Using journey maps to build executive support for a product idea

  • A financial services company was struggling to handle call volumes for a stressful transaction that peaked during bad-weather events. Increasing mobile app usage would provide a better UX and cut support costs.
  • We observed 10 call center reps and interviewed 31 customers before proposing solutions. One feature idea stood out in its potential impact. To show this, we created 2 journey maps — “today” vs. “with the feature” — highlighting the frustration-delight gaps at each step.
  • By grounding a product idea in research and helping others visualize its impact on the customer experience, the IT team was quickly able to get executive support.

Ongoing Research Programs

Scaling usability testing across an IT enterprise

  • 2,000-person IT department at a financial services company ran consistent usability testing in 2 of its products.

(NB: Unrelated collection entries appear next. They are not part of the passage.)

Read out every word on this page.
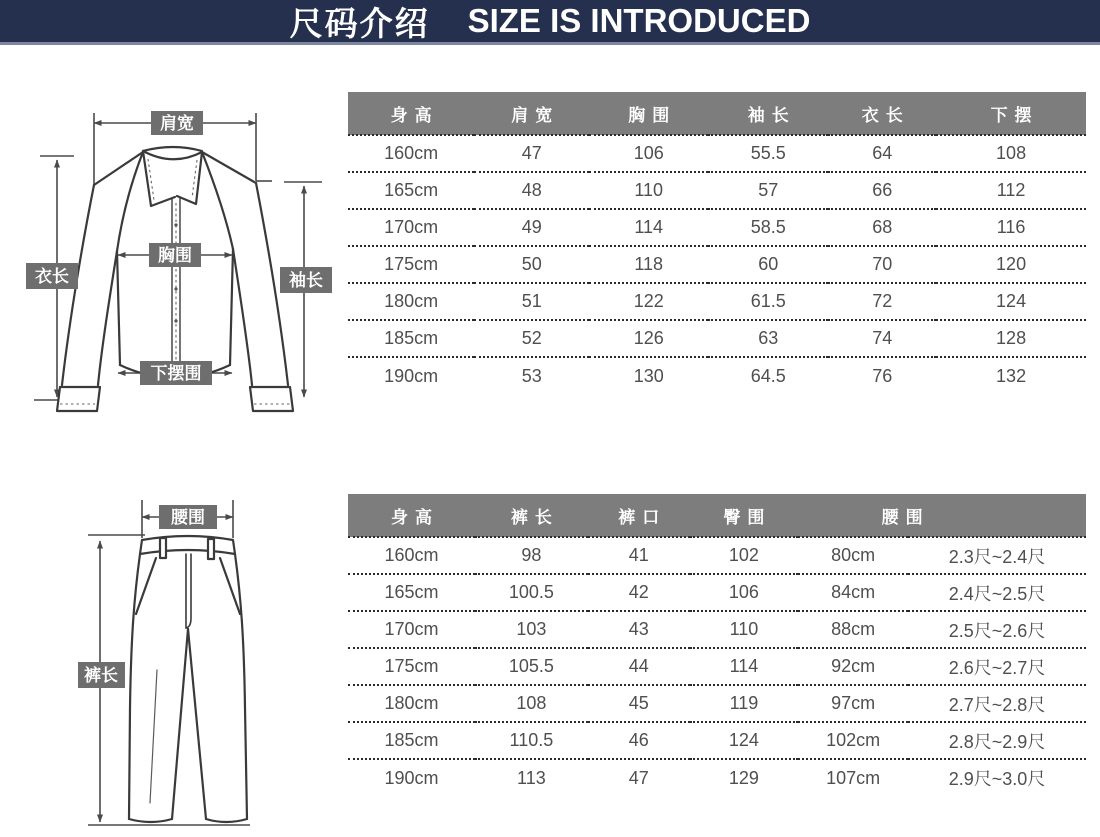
尺码介绍 SIZE IS INTRODUCED
肩宽
胸围
下摆围
衣长	袖长
身高	肩宽	胸围	袖长	衣长	下摆
160cm	47	106	55.5	64	108
165cm	48	110	57	66	112
170cm	49	114	58.5	68	116
175cm	50	118	60	70	120
180cm	51	122	61.5	72	124
185cm	52	126	63	74	128
190cm	53	130	64.5	76	132
腰围
裤长
身高	裤长	裤口	臀围	腰围	
160cm	98	41	102	80cm	2.3尺~2.4尺
165cm	100.5	42	106	84cm	2.4尺~2.5尺
170cm	103	43	110	88cm	2.5尺~2.6尺
175cm	105.5	44	114	92cm	2.6尺~2.7尺
180cm	108	45	119	97cm	2.7尺~2.8尺
185cm	110.5	46	124	102cm	2.8尺~2.9尺
190cm	113	47	129	107cm	2.9尺~3.0尺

But they struggled to scale research to its other 10 product teams.
  • We partnered with their UX team to build a monthly research program. Each month, we tackle a different product team’s challenge through a 1-day workshop with testing and collaborative analysis and sketching.
  • Through marketing and high-impact research, word about the program has spread throughout the organization. More and more, developers, analysts and product managers are watching users interact with their products for the first time.

Usability Testing Workshops

Understanding why users leave complex flows

  • A team at a Fortune 500 company was seeing a high drop-off rate for customers getting life insurance quotes, and wanted to understand why.
  • After observing 6 users go through the quote flow, stakeholders agreed that users were confused about how much coverage they needed.
  • The team reached consensus around a coverage calculation feature, and created a plan to help users answer pressing questions through new content on quote pages.

Usability Research

Uncovering a legalese roadblock via live intercept testing

  • Many customers of a Fortune 500 insurance company started to report their accident claims online, but then called to finish. Management wanted to reduce costs by making it easier to finish online.
  • We recruited 8 customers for “live intercept” usability testing just as they started to report their claim online. We quickly called them and asked them to continue the claims process and think aloud. 
  • By talking to real people who’d just been in an accident, we learned a ton. Our biggest insight: strong disclaimer language on page 1 scared already-fragile users and made them want to talk to someone.